I remember meeting Dr. Carhart at a fundraiser for the non-profit health center for which I worked. What struck me first, as a newly initiated reproductive health advocate, was a large button on the lapel of his suit. It simply said, "Trust Women." The simplicity of the statement almost brought me to tears. Dr. Carhart wasn’t advocating for a particular procedure, he wasn’t stating his opposition to anything. His message was uplifting, positive and based in respect for women as human beings.

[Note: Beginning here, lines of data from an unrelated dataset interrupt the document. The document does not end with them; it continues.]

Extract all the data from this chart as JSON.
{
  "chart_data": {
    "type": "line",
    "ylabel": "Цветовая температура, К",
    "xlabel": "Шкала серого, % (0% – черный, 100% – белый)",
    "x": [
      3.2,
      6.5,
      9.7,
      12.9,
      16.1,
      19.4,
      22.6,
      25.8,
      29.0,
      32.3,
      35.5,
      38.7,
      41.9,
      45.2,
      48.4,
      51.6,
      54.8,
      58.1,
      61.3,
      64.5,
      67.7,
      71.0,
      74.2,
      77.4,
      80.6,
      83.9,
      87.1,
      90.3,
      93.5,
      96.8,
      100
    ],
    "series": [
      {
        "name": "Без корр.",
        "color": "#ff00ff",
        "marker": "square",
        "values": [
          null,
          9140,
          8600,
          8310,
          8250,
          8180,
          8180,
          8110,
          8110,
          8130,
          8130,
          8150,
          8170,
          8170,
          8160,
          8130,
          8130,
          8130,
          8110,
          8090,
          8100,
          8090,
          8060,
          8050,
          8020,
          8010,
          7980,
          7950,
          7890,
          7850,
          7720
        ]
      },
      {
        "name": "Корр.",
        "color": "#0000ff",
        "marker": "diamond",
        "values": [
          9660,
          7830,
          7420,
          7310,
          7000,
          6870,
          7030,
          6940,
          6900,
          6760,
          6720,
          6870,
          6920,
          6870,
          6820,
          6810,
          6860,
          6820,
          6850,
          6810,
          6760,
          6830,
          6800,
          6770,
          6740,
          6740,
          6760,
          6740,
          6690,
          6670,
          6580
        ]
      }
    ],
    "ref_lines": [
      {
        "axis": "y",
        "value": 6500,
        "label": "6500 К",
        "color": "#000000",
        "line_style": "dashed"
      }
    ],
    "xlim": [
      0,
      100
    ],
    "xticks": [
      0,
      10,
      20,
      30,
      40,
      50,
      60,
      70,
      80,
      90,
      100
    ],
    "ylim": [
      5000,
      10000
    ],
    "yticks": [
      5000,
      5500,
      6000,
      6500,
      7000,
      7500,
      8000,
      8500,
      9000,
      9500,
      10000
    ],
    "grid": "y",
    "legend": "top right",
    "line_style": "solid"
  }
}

Now, Dr. Carhart’s message of trusting women has transformed, at least for awhile. He considers Dr. Tiller’s murder "deeply personal," according to the Omaha newspaper, and he is "filled with rage
at the level of violence directed toward abortion providers." But he will continue to ensure that women receive the medical care they need:
Carhart said that neither Tiller’s clinic nor his own would close because of the killing, saying he would do everything he could to assist women who needed his services: "We have to do everything we can to help women not get pregnant when they aren’t able to care for the child. And when that’s not possible, we have to continue providing the option for abortion services that are safe and healthy for women."
It’s a circle of care and compassion that continues. Dr. George Tiller, I’m sure, could not be more proud of his friend and colleague, Leroy Carhart. And though access is one of the greatest challenges for women in need of a late term abortion, at least for now this option will remain.